The perspectives he has gained directly from volunteering at hospices are also incredibly motivating for Lind. He found that his experiences matched a takeaway he found in Atul Gawande’s “Being Mortal,” that “as people age, their perspective gets much more ‘in the now,’ and the people around them become much more important,” said Lind.

Lind’s musical motivations also run deep. He has played the guitar since he was 13 years old. Now, through the Pace Center’s Princeton Music Outreach, Lind arranges performances at hospices by groups like Princeton Pianists Ensemble. Lind also sometimes plays the guitar in performances at Small World Cafe and other locations.

Playing the guitar has been a consistent interest in Lind’s life, serving as a stress reliever as well as a passion. “It’s life-giving in some sense,” said Lind.

During the past two summers, Lind has had the opportunity to record some of songs he has written in Joshua D. Niles’s studio in Nashville. Niles “aspires to help each artist reach for their identity, while retaining a competitive edge in today’s over saturated market.”

Lind’s experience with one of his songs in particular, “Garden,” inspired the project he will be completing under the Dale Fellowship. Upon receiving an email that the patient who inspired the song had died on the same day he was recording “Garden”’s vocal track, Lind decided to pursue a more long-term music project centering around his hospice volunteer experiences.

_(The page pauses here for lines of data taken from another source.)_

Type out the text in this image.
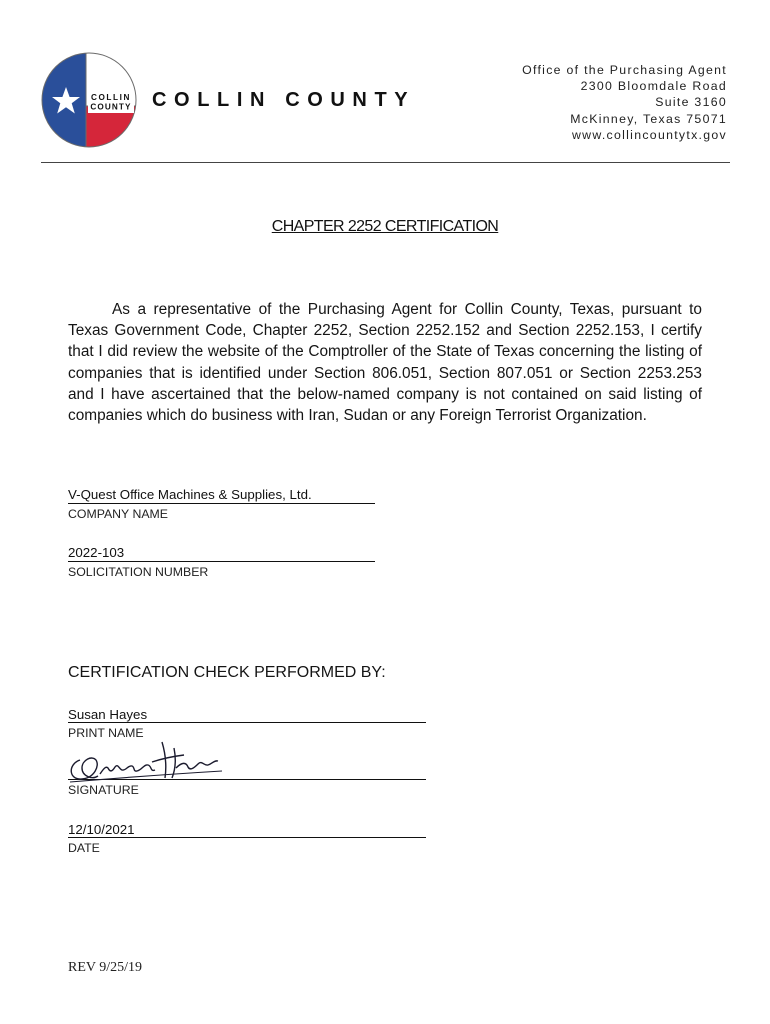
COLLIN
COUNTY COLLIN COUNTY
Office of the Purchasing Agent
2300 Bloomdale Road
Suite 3160
McKinney, Texas 75071
www.collincountytx.gov
CHAPTER 2252 CERTIFICATION
As a representative of the Purchasing Agent for Collin County, Texas, pursuant to Texas Government Code, Chapter 2252, Section 2252.152 and Section 2252.153, I certify that I did review the website of the Comptroller of the State of Texas concerning the listing of companies that is identified under Section 806.051, Section 807.051 or Section 2253.253 and I have ascertained that the below-named company is not contained on said listing of companies which do business with Iran, Sudan or any Foreign Terrorist Organization.
V-Quest Office Machines & Supplies, Ltd.
COMPANY NAME
2022-103
SOLICITATION NUMBER
CERTIFICATION CHECK PERFORMED BY:
Susan Hayes
PRINT NAME
SIGNATURE
12/10/2021
DATE
REV 9/25/19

In his songwriting, Lind draws inspiration about his musical style and story-telling process from Passenger, Americana, Jason Isbell, and Kendrick Lamar.

Lind is a senior majoring in philosophy, with a certificate in cognitive science. He plans to begin the process of applying to graduate school or medical school after completing his year-long Dale Fellowship project.

The Martin A. Dale ‘53 Summer Awards grant a $5,000 stipend to a small number of sophomores. They support pursuit of creative special interest projects that provide opportunities for personal growth and independence. The twelve sophomores granted the award this year are Seb Benzecry, Veronica Carrasco, Douglas Corzine, Jonathan Haynes, Ozichi Okorom, Benjamin Rosenblatt, Eleanora Schaer, Michael Smilek, Bennett Weissenbach, Owen Wheeler, Charity Young, and Kevin Hou.